I smiled at him "Good!" I was going to be a mother. My heart fluttered at this thought and I was so very happy, I couldn't stop smiling.
"Ian, I'm scared. What if I won't be a good mother? What if our child will resent me for being a Soul?"
Ian chuckled. "Don't worry sweetheart. You are going to be a perfect mother and no one could ever resent you." He kissed me, and I was so very glad that Ian was my partner. We sat on the bed together holding each other for the longest time. "Ian, remember that time when we were on the raid and we seen the mother and father souls with a human child?"
"I remember sweetheart"
"If we have a girl I want her to be named 'Hope'" I felt Ian squeeze me tighter he kissed my forehead and said "that sounds perfect". Then our stomachs growled at the same time, we both burst out laughing and he pulled me up from the bed "Come on, let's go get us some lunch"

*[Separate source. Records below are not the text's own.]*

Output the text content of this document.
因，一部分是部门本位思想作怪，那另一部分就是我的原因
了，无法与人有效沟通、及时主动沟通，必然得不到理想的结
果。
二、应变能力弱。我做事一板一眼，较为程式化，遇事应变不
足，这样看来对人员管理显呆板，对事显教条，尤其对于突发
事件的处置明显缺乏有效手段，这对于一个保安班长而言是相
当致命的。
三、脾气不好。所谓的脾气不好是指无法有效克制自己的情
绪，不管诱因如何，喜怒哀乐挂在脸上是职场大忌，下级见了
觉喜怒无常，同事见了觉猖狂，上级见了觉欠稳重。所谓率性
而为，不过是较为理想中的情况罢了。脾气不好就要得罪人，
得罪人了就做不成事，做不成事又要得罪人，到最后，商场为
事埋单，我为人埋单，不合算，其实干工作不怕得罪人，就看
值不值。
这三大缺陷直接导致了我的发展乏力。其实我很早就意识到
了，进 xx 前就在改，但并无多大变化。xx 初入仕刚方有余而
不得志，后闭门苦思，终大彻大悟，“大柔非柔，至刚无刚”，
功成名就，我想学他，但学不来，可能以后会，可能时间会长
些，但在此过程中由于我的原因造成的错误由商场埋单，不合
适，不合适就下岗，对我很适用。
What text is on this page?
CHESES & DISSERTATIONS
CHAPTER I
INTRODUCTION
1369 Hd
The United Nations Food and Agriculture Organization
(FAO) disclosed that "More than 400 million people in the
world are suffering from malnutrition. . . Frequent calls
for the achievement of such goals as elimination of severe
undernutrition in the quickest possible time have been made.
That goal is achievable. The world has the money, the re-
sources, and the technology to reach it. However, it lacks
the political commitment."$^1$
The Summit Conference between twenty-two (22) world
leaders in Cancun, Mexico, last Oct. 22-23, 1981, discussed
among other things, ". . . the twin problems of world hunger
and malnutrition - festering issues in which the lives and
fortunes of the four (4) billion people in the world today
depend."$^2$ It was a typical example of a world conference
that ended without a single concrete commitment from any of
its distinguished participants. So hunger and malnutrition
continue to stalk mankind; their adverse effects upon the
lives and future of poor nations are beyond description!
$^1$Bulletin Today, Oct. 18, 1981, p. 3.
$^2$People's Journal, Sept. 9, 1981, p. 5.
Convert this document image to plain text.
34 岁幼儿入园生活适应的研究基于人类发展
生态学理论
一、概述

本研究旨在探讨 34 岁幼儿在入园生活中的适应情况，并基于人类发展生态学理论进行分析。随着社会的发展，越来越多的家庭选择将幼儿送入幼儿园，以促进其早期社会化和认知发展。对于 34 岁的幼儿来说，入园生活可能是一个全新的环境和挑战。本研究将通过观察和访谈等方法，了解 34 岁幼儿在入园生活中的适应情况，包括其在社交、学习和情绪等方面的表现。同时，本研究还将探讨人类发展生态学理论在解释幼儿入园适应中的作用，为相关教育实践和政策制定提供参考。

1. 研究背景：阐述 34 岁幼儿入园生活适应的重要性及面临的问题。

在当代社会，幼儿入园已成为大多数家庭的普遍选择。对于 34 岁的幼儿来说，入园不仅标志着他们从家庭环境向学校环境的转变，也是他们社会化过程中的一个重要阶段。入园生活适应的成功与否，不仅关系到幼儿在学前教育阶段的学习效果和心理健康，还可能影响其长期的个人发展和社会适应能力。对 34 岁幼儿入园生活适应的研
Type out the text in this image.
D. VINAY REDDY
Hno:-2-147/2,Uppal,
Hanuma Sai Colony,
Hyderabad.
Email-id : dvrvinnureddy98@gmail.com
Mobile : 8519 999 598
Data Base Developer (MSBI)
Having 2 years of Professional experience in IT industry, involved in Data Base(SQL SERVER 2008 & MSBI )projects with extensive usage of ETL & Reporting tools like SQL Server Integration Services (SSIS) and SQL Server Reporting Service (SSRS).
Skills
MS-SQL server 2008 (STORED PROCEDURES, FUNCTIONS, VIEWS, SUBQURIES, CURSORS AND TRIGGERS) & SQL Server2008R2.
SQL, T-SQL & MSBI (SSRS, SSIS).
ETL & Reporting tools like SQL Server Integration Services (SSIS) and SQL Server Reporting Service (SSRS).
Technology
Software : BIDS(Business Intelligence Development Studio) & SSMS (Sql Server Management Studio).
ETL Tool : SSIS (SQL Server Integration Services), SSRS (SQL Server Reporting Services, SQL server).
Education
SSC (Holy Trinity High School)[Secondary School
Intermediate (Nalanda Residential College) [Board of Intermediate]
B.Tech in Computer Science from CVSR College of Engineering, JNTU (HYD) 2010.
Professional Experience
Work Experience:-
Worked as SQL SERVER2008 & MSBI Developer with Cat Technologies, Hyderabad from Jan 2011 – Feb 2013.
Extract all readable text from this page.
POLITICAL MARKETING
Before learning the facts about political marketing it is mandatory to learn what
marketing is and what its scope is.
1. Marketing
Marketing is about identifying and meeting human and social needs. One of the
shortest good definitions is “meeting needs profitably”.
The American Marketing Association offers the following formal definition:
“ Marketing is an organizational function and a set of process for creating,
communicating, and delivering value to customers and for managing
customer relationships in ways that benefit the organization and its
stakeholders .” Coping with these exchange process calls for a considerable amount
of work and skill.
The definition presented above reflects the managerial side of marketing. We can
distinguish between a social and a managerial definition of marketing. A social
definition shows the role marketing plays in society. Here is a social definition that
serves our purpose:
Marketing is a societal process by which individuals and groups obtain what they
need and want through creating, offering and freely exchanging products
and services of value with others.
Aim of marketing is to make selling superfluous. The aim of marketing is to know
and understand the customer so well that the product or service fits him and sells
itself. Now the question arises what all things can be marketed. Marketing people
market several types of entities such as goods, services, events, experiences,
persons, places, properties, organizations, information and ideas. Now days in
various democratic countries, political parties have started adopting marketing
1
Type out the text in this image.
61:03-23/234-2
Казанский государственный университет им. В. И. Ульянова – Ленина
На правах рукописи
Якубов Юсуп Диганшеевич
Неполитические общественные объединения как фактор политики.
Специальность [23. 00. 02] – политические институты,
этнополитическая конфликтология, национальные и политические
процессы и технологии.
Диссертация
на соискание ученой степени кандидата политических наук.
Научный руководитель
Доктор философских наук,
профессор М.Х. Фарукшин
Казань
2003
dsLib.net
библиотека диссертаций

We walked hand in hand to the kitchen and my world couldn't be any better. The onion soup and bread smelt wonderful today and the closer we got I realized how hungry I was. We sat down with our family happily. "Feeling better today Wanda?" Rowan asked. I smiled "Much better thank you" I could feel the relief cover our family and it made me happy that they cared that much for me.
"You know what made you sick?" Jaime asked. I could feel the heat rising to my face and turning red. "Yes, Jaime" I looked down into my soup suddenly embarrassed and I couldn't figure out why.
"Oh hell" I heard Ian say "might as well get this out there, there are no secrets in these caves. " Ian grabbed my hand protectively and announced with a big grin on his face. "I'm gonna be a dad!"
The room fell silent. I could feel every set of eyes on me and Ian and I was afraid to look up. I seen Aunt Maggie storm out room from the corner of my eye followed by Sharon. I could feel the awkwardness and the tension.
"Atta boy!" I heard Kyle say and I looked up in time to see him slap Ian on the back. I looked around at the faces of my family and was relieved not to see anger. I was worried most about Jared and Melanie because I knew how they felt about having children but they were smiling. "We figured it was going to happen sooner or later" and Melanie gave me a hug. Then she smiled at me and said "I'm gonna be an aunt! How great is that!" Aunt Melanie that sounded good to me. We hugged each other for a long time and when we pulled back she had tears in her eyes. She turned her head at Jaime and sternly said "Don't go getting any bright ideas kid". We laughed, my family was happy as I was.